Sulle cifre, la **spese di riparazione e risarcimento danni** non seguono sempre la stessa strada. Le riparazioni della cosa che perde vanno ripartite secondo le norme sulle parti (1123, 1125, 1126). I danni agli appartamenti sotto vengono di solito compensati da chi è custode della fonte, con riparto analogo a 1126 quando si tratta di lastrico ad uso esclusivo, come ribadito da Cassazione negli ultimi anni. Alcune polizze condominiali coprono i danni a terzi da acqua, con franchigie e limiti: leggi bene prima di fare conti sulla carta.
Convivenza, buon senso e una fessura di futuro
Ci sono pozze che si asciugano in un giorno e torti che restano anni.
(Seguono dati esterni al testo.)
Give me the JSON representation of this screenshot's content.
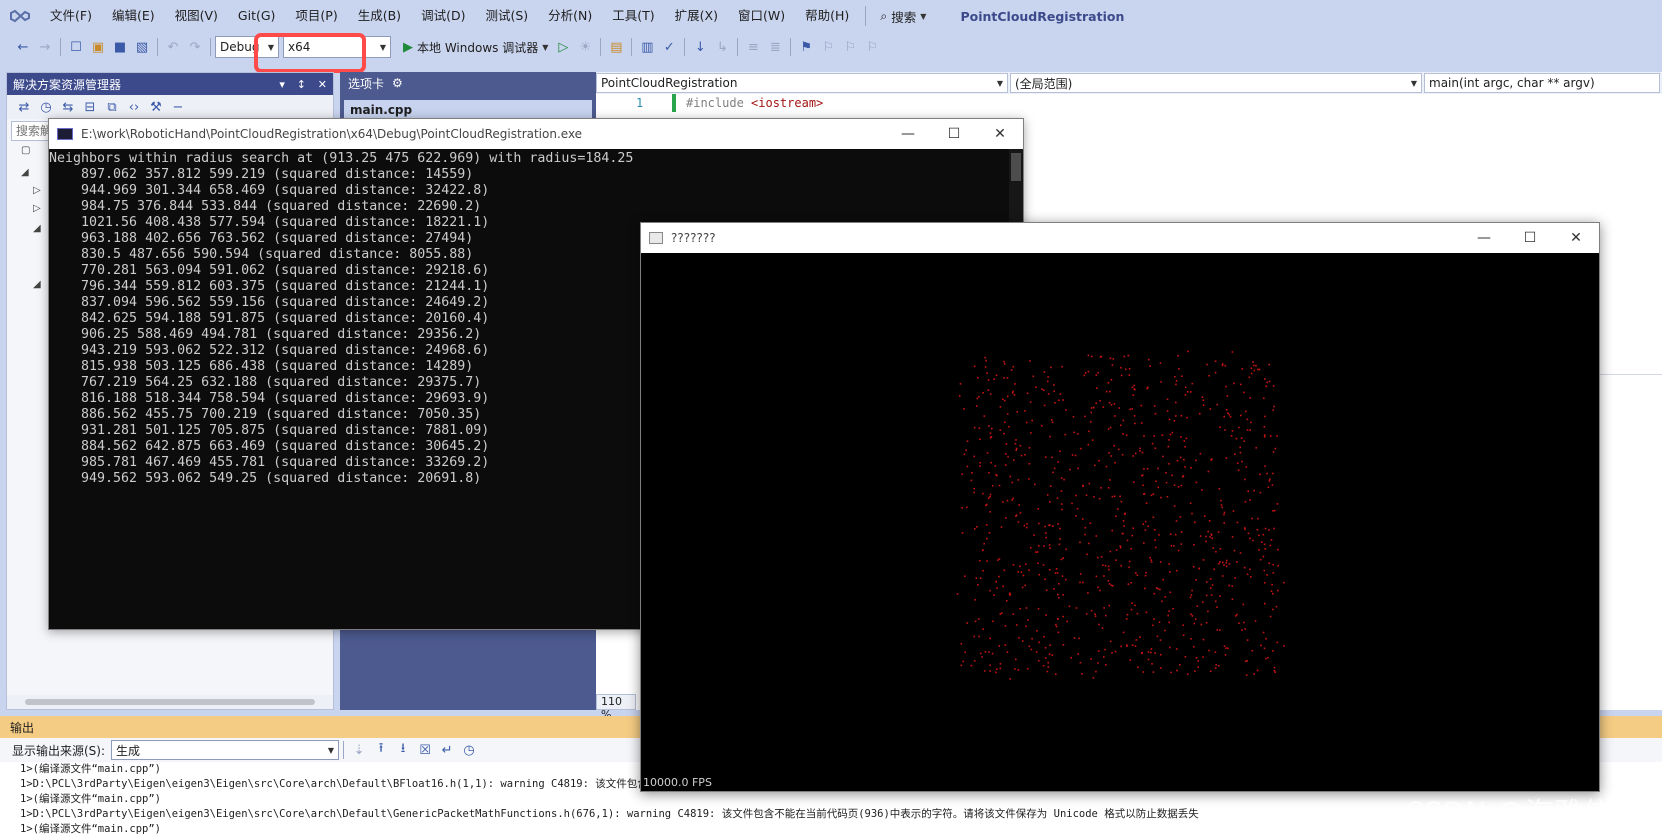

A volte basta un incontro sul pianerottolo per bloccare la perdita e trovare un accordo su tempi e bilanci. Altre volte serve una perizia giurata e un giudice, e nessuno esce felice. Vale la pena provare la via corta: nomina condivisa di un tecnico, lavori urgenti, riparto provvisorio secondo la norma, aggiustamenti dopo. L’acqua insegna che i confini sono più porosi di quanto crediamo. Parlare chiaro subito risparmia imbarazzi dopo.
| Punto chiave | Dettaglio | Interesse per il lettore |
|---|---|---|
| Tetto condominiale che perde | Parte comune ex art. 1117; riparto spese art. 1123 per millesimi; danni a carico del condominio | Capire a chi rivolgersi e come suddividere costi e rimborsi |
| Lastrico/terrazza ad uso esclusivo | Art. 1126: 1/3 utente esclusivo, 2/3 condomini coperti; danni spesso ripartiti con lo stesso criterio | Evitare litigi su percentuali e tempi di riparazione |
| Solaio tra due appartamenti | Art. 1125: struttura al 50/50; finiture interne al rispettivo proprietario | Stabilire chi paga cosa senza confondere “soffitto” e “solaio” |
FAQ :
- Se il tetto comune fa entrare acqua, chi paga?I lavori si dividono tra tutti i condomini per millesimi, i danni all’appartamento colpito sono a carico del condominio, con eventuale rivalsa verso impresa o assicurazione.
- Come funziona per una terrazza a livello di uso esclusivo?Riparazioni 1/3 a chi la usa, 2/3 ai condomini coperti; i danni in genere seguono lo stesso riparto, salvo colpa specifica dell’utente.
- E se l’infiltrazione viene da un balcone privato “aggettante”?Di norma risponde il proprietario del balcone, mentre gli elementi decorativi e i frontalini, se parte del prospetto, possono essere condominiali.
- Serve una perizia prima di chiedere i soldi?Non sempre, ma una relazione tecnica aiuta a fissare causa e responsabilità e riduce i tempi di discussione o di causa.
- L’assicurazione condominiale rimborsa i danni da acqua?Molte “globale fabbricati” coprono danni a terzi da acqua con franchigie; denuncia subito il sinistro e conserva prove e preventivi.










Grazie, articolo chiarissimo. Finalmente capisco la differenza tra tetto, lastrico e solaio!